Kłamstwa Rostowskiego

Wczoraj przerwał zagraniczny urlop minister finansów Jacek Rostowski i przyleciał do Polski na spotkanie z premierem Tuskiem. Żadnego komunikatu po tych rozmowach nie podano, ale minister odbył kilka wizyt w mediach elektronicznych i nakłamał, ile wlezie.

Niestety Rostowski jest jednym z nielicznych przykładów ministrów finansów, którzy są bardziej politykami niż fachowcami w tej dziedzinie - i w związku z tym bardzo często zdarza mu się, mówiąc najoględniej, mijać z prawdą w sprawie stanu naszych finansów publicznych i „zasług” Platformy w tej dziedzinie.

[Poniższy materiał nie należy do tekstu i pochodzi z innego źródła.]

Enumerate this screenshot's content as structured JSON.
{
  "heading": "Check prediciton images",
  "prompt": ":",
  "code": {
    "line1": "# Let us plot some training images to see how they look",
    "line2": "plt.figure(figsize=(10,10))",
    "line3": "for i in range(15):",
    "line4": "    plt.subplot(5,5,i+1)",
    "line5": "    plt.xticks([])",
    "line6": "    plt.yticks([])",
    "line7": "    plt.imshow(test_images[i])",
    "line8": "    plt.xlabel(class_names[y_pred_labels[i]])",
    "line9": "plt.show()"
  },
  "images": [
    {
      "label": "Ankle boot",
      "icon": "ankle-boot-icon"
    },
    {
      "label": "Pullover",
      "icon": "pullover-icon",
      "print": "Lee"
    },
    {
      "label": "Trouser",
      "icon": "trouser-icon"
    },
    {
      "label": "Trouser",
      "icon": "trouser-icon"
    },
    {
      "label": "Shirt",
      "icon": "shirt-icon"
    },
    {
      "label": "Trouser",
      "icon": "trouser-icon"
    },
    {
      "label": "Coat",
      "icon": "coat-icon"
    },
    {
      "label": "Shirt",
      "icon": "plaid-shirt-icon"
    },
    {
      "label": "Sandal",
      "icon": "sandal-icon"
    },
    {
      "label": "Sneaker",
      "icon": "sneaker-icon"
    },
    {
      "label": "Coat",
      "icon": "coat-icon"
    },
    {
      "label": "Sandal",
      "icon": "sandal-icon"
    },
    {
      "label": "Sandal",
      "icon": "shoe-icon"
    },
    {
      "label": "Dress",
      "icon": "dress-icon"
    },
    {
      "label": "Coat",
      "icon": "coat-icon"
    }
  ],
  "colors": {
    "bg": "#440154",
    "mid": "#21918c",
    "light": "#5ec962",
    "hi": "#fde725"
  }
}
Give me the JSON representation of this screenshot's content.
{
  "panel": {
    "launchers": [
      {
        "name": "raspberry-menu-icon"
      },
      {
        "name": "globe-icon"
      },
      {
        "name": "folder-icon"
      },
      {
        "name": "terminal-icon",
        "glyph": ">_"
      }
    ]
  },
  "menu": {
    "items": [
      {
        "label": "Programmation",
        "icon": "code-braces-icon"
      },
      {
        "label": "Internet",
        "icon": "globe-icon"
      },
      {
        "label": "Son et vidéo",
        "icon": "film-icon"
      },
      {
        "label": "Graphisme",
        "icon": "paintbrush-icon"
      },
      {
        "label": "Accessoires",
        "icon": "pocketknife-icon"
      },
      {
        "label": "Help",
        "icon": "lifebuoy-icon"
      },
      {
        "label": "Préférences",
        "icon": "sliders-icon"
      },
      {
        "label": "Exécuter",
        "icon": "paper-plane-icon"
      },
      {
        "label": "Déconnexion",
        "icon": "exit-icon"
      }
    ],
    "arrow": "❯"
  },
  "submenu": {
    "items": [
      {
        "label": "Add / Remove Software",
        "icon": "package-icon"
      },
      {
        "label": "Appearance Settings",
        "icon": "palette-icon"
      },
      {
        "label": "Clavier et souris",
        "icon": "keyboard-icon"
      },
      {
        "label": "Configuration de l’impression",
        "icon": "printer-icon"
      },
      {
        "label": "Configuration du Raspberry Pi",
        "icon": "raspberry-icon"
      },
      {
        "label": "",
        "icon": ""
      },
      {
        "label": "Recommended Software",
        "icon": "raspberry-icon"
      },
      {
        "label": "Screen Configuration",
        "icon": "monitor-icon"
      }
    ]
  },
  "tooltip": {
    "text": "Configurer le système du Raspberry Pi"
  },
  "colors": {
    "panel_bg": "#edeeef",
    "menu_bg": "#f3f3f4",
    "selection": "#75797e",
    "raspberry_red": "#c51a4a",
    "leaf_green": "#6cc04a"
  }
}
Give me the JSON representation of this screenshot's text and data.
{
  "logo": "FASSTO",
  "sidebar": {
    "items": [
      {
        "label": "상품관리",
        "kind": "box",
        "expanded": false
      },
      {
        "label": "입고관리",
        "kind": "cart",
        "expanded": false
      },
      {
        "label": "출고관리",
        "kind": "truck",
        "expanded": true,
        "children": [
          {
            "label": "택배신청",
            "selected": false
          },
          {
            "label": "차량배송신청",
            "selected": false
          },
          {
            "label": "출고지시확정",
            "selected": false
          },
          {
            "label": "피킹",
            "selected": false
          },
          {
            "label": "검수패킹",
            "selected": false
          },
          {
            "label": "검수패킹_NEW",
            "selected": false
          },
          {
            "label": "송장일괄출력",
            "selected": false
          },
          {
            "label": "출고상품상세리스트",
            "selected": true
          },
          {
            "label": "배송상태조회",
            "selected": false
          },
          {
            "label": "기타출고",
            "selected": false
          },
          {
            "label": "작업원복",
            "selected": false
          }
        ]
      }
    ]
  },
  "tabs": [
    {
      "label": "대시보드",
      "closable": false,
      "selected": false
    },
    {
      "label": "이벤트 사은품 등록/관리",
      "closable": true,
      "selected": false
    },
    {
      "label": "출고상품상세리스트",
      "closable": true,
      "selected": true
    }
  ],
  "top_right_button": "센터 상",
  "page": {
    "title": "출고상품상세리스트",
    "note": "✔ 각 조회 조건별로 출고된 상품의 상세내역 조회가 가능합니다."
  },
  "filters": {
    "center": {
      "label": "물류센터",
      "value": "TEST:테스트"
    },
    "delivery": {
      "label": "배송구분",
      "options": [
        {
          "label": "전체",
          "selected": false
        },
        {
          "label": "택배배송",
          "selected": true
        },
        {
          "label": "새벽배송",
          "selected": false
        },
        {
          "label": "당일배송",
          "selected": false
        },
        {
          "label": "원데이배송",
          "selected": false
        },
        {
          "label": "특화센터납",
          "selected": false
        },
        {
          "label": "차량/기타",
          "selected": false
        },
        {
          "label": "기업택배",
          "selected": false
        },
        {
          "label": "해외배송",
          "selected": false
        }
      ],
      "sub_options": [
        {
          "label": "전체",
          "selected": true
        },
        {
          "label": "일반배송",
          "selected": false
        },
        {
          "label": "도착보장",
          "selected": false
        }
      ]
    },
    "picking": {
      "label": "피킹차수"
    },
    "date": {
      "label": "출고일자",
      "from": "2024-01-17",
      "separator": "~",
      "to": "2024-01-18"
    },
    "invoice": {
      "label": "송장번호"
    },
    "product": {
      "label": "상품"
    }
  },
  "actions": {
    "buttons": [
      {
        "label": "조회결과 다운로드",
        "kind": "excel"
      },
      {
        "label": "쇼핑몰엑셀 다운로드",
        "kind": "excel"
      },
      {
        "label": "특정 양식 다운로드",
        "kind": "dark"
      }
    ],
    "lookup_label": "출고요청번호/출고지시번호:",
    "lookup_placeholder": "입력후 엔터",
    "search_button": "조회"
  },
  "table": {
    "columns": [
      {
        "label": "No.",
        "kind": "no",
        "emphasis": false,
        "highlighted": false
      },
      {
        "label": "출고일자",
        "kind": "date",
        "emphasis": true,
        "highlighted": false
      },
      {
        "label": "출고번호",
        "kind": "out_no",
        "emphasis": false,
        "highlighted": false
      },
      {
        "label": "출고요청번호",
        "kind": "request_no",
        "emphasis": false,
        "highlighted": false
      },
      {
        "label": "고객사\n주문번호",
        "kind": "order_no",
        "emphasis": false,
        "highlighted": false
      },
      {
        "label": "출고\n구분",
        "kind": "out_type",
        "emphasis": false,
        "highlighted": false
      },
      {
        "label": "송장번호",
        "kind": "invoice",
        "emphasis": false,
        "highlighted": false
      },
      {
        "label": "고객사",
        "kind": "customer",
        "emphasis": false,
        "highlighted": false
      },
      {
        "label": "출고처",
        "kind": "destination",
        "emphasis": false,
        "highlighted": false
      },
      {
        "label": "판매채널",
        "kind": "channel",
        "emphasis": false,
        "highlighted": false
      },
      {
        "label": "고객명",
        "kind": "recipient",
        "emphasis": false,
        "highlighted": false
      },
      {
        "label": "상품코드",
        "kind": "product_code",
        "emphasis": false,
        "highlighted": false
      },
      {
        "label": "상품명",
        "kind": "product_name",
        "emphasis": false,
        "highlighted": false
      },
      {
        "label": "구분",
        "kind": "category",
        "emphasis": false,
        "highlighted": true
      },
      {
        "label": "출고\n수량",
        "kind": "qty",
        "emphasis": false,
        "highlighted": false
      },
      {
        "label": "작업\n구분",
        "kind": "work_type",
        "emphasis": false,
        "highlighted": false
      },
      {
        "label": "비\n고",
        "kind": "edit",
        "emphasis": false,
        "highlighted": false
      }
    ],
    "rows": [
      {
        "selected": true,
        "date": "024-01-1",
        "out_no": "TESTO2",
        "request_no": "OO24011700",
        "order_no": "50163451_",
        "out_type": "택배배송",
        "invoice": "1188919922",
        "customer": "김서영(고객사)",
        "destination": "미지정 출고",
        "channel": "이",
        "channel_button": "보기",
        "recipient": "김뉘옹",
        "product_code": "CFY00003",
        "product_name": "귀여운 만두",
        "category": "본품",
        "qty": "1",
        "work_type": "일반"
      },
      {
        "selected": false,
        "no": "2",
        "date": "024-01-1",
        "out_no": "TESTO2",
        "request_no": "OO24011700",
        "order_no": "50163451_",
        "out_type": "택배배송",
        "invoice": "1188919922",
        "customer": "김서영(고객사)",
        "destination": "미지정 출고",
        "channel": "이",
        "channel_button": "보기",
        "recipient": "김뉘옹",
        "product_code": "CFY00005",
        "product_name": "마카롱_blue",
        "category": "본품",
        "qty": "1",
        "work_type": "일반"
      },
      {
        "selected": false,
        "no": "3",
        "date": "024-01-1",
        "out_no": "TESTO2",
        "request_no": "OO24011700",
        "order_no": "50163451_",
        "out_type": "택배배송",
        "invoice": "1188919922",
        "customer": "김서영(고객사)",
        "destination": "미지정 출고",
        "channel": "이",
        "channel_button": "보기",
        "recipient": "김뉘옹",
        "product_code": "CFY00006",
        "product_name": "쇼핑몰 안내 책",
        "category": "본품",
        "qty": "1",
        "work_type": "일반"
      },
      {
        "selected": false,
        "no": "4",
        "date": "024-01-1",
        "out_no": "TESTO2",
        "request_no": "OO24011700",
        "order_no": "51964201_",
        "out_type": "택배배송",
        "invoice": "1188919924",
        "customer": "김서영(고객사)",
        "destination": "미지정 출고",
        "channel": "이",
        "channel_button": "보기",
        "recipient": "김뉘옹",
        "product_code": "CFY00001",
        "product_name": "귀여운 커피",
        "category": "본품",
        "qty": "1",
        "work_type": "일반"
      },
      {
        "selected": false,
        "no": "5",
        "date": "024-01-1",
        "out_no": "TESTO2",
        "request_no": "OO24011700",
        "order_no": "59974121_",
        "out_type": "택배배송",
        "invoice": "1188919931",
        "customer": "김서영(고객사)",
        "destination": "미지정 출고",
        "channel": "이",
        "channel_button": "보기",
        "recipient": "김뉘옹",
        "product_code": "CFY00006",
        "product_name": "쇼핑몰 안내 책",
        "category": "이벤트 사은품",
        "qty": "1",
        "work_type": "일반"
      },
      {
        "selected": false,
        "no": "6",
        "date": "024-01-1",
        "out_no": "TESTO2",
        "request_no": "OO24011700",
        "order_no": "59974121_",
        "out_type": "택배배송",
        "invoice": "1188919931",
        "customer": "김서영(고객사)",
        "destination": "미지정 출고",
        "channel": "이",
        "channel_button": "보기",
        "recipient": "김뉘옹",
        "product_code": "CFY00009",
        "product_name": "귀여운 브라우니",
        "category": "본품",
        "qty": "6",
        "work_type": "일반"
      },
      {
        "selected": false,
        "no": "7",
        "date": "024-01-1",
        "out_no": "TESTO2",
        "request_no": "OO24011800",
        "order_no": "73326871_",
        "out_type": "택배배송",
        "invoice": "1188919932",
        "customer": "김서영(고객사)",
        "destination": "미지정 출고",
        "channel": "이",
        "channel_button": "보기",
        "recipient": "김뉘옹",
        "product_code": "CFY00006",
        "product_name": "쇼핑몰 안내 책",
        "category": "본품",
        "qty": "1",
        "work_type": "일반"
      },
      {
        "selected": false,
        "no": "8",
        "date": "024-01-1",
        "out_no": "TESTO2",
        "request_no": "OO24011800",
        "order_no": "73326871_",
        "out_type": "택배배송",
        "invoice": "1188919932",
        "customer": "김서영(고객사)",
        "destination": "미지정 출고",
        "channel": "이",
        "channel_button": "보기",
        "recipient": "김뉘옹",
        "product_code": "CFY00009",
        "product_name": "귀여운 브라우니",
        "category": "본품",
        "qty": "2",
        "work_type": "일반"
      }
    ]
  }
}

Już podczas debat sejmowych zarządzonych na wniosek opozycji Rostowski bez żadnych zahamowań kłamał i to wielokrotnie. Żeby nie być gołosłownym, przytoczę tylko dwa przykłady.

Nie ulega najmniejszej wątpliwości, że deficyt sektora finansów publicznych w Polsce w 2010 r. wzrósł w stosunku do roku poprzedniego o ok. 2 proc. PKB (ponad 30 mld zł), a Polska była jednych z dwóch krajów UE (obok Irlandii), gdzie do takiej sytuacji doszło.

Ten wzrost deficytu do blisko 8 proc. PKB nastąpił mimo tego, że Polska w programie konwergencji wysłanym do Brukseli zobowiązała się do obniżenia tego deficytu o blisko 2 proc. PKB, czyli zamiast planowego zmniejszenia nastąpił ruch dokładnie odwrotny, co tylko pokazuje, że Rostowski utracił kontrolę nad finansami publicznymi.

Drugie grube kłamstwo dotyczy wzrostu długu publicznego. Ten wzrost w ciągu ostatnich 3 lat jest wręcz galopujący. Na koniec 2007 r. dług wynosił niewiele ponad 500 mld zł. Po 3 latach odpowiadania za finanse przez Rostowskiego wynosi blisko 800 mld zł. Nie da się ukryć, że jest to wzrost o ponad 60 proc. , a przecież trzeba będzie do tego doliczyć jeszcze kolejne dziesiątki miliardów długu z tego roku.

Teraz w wywiadzie telewizyjnym Rostowski dołożył kolejne kłamstwa. Jego zdaniem to Platforma doprowadziła do obniżenia podatków i składki rentowej w 2007 r., bo za tym głosowała w Sejmie. Ani słowa o tym, że projekty w tej sprawie przygotował rząd Kaczyńskiego i przeprowadził je w Sejmie - tyle tylko, że część z tych rozwiązań weszła w życie od 1 stycznia 2008 r. (tak jak obniżki podatku dochodowego od osób fizycznych), a Platforma nie zdecydowała się nic zmieniać w tym zakresie po dojściu do władzy.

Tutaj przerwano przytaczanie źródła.